Peut-on voir un prix du pétrole négatif ?

Le prix de l’électricité sur le marché physique devient négatif  pour d’assez courtes périodes. La situation se présente quand le surplus d’offre par rapport à la demande est jugé être de courte durée. Il est moins coûteux de payer pour injecter dans le réseau que d’arrêter sa centrale pour la redémarrer.

Alphaville se demande s’il peut-il en être de même pour le prix du pétrole.

Ce blog a déjà abordé  la question pour le gaz.

Pour le pétrole et le gaz, qui pourrait enlever le produit en étant payé pour le faire ?

Pour le gaz: on peut le plus souvent arrêter la production puis la reprendre. Le gaz est assez mobile et remontera dans le puits à la réouverture. Le gaz est beaucoup plus difficile à stocker[1]. Le modèle est donc que le producteur de gaz produit tant qu’il couvre ses frais variables (coûts opératoires et service de la dette). Il s’arrête quand ce n’est plus le cas. Il peut déclarer une banqueroute pour faire disparaître sa dette. Il n’y a pas de raison d’imaginer un prix négatif durable du gaz.

Pour le pétrole, c’est différent. Il est beaucoup plus difficile à sortir du réservoir. Si on ferme un puits, on n’est pas certain de pouvoir le faire repartir. C’est une question de pression résiduelle au fond. Sur des champs à terre aux Etats-Unis, on a des pompes le plus souvent déjà installées. Ailleurs, il existe des techniques pour faire repartir des puits pas trop fatigués, mais elles coutent et surtout prennent du temps. On peut se reporter à l’exemple de la Libye où des nombreux champs ont été arrêtés en 2011.

 201020112012210320142015201620172018
Production (Mt)84,624,372,649,424,420,519,343,847,5

(BP statistical review ; le chiffre de l’année 2012 correspond pour une grande part à des ventes de pétrole produit avant le début de la guerre civile).
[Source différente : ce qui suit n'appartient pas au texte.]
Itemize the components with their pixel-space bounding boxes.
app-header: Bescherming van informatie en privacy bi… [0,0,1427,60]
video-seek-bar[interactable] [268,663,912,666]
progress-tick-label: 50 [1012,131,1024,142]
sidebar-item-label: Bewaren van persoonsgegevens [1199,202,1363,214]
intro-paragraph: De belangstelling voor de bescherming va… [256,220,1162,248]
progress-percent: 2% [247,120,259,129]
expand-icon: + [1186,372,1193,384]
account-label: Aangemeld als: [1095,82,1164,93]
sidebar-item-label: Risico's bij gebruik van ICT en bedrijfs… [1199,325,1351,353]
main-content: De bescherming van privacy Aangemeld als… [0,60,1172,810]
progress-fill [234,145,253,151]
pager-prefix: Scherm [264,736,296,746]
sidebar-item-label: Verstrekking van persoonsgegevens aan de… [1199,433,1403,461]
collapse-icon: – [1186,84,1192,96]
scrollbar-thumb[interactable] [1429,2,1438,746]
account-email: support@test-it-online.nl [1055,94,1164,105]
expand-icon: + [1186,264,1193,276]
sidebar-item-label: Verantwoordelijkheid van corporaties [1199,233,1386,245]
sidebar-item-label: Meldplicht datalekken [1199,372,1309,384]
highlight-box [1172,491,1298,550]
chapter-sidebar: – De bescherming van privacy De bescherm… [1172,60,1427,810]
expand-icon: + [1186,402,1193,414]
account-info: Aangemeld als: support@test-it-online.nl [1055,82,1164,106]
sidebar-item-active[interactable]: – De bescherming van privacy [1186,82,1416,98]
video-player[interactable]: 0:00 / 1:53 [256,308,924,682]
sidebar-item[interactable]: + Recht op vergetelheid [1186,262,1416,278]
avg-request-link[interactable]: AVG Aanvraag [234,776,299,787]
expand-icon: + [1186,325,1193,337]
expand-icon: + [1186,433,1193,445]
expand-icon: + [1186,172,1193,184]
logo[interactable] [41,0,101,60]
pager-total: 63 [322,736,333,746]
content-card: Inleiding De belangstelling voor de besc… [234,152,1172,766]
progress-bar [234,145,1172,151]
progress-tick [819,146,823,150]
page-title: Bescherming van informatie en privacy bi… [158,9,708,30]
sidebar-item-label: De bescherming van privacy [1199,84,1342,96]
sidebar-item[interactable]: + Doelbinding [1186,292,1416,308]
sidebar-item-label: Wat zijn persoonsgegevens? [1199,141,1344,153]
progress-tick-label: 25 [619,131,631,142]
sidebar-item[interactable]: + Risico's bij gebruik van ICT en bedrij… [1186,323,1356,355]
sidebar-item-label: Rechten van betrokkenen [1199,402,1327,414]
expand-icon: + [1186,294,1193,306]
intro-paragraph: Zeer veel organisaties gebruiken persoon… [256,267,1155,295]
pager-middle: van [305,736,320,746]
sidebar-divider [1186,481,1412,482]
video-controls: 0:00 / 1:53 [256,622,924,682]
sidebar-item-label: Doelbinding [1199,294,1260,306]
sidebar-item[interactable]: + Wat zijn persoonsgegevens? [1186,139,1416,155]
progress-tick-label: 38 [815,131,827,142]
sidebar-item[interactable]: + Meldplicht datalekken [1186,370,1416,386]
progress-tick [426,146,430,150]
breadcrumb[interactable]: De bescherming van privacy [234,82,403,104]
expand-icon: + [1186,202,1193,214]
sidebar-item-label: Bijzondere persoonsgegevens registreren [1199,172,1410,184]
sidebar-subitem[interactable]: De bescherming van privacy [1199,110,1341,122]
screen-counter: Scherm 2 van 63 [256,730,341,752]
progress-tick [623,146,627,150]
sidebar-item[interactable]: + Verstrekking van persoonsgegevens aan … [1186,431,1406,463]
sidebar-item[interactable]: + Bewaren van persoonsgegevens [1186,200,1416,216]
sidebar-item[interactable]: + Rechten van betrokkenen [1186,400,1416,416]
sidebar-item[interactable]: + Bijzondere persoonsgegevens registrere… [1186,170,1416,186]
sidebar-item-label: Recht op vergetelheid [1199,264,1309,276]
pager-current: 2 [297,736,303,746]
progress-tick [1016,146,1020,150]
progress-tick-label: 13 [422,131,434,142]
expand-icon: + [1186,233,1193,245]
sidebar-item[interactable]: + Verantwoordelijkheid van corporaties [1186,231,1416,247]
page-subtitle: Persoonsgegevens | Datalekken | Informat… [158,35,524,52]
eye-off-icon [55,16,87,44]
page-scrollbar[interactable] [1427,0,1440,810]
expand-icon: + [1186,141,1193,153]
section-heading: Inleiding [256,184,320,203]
Le pétrole est facile à stocker car il est stable à la pression atmosphérique.

Les acteurs sont: le producteur, le stockeur, l’acheteur spéculateur et le consommateur final (raffineur). Aucun des trois derniers n’a de problème avec un prix négatif.

Le raffineur prend s’il a de la place dans ses stocks physiques. Ça baisse son coût de revient, mais ça reste limité en volume.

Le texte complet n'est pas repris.